At the same time, older and less efficient office buildings are gradually being withdrawn from the market and subsequently earmarked for refurbishment or repositioning. The highest volumes of vacant space are currently found in Służewiec (184,000 sqm) and Centre West (92,000 sqm).
Rents on the rise
Against the backdrop of constrained supply, landlords of older office buildings are feeling the rising pressure, offering increased flexibility and more attractive incentive packages to stay competitive. In contrast, state-of-the-art developments are seeing upward pressure on rents, with prime levels reaching around €30/sqm/month—approximately 2% higher year-on-year.

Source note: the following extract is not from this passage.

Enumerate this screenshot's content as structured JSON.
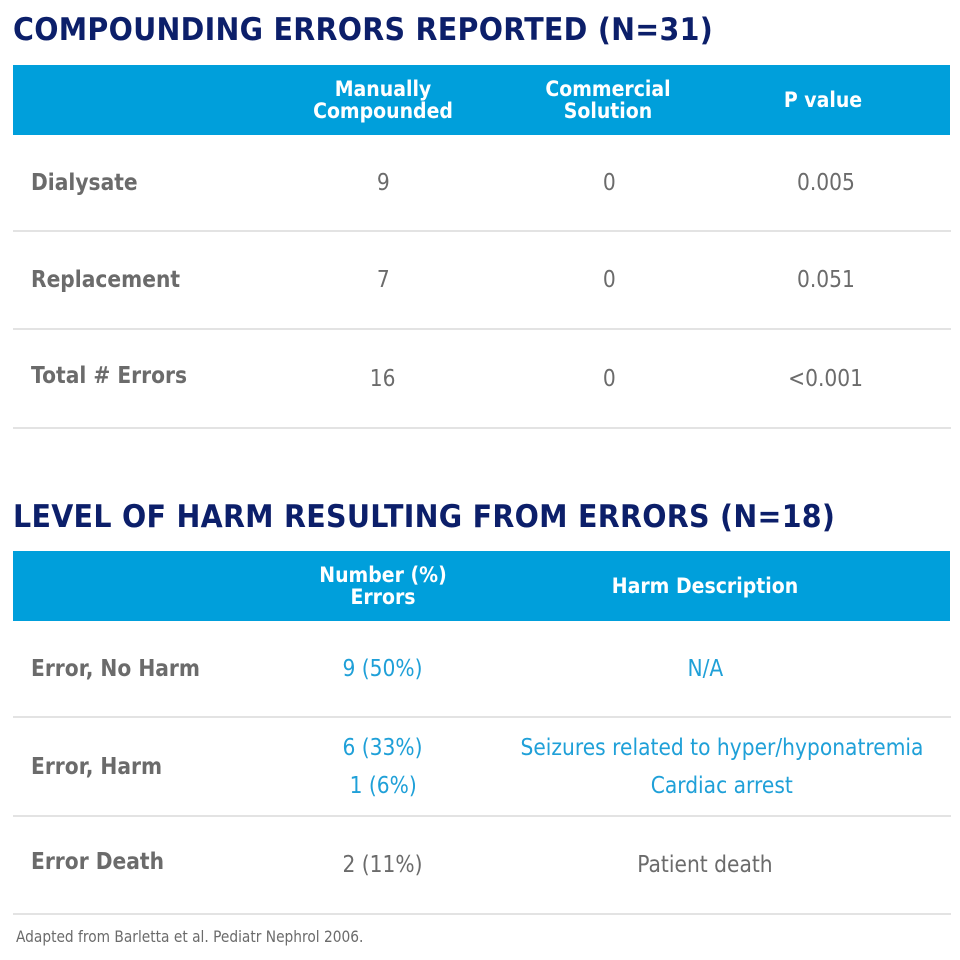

“Given the persistent supply constraints, prime rents are expected to trend upward in the coming quarters, particularly in central locations and in modern ESG-compliant buildings aligned with tenant expectations. Tight availability in the city centre, coupled with ongoing relocation activity, is tipping the balance in favour of landlords of best-in-class assets, leaving limited room for downward correction,” comments Dorota Mielke, Associate Director, Office Agency, BNP Paribas Real Estate Poland.
Leasing activity
Between January and March 2026, gross take-up totalled approximately 134,000 sqm. While this is a solid result, it represents a nearly 7% year-on-year decline, according to BNP Paribas Real Estate Poland analysts. New leases accounted for over 51% of total activity, including pre-lets, which suggests that occupiers remain keen to secure space in prime developments early—particularly in central locations. Lease renewals also continue to play a significant role, as tenants frequently renegotiate contracts on new terms.
“A high share of renegotiations (39%) highlights that many occupiers are focusing on optimising both space and lease conditions. The widening gap between central zones and non-central locations—especially Służewiec and selected office corridors—underscores increasing market polarisation. More and more tenants are adopting a ‘flight to quality’ strategy, opting for modern, energy-efficient buildings in well-connected locations,” adds Wiktoria Weilandt.
Lease renewals dominated the largest transactions in Q1 2026. The biggest deal was P4 (Play) renewing its lease at Neopark B in Służewiec, covering 8,800 sqm. Significant agreements were also signed by Baxter at Nordic Park (4,700 sqm) and Mindspace at Skyliner II (4,400 sqm), the latter under a pre-let agreement. Other notable transactions included Worldline’s renewal and expansion at Proximo I (3,500 sqm) and Clifford Chance Warsaw’s renegotiation of its lease at Norway House (3,300 sqm).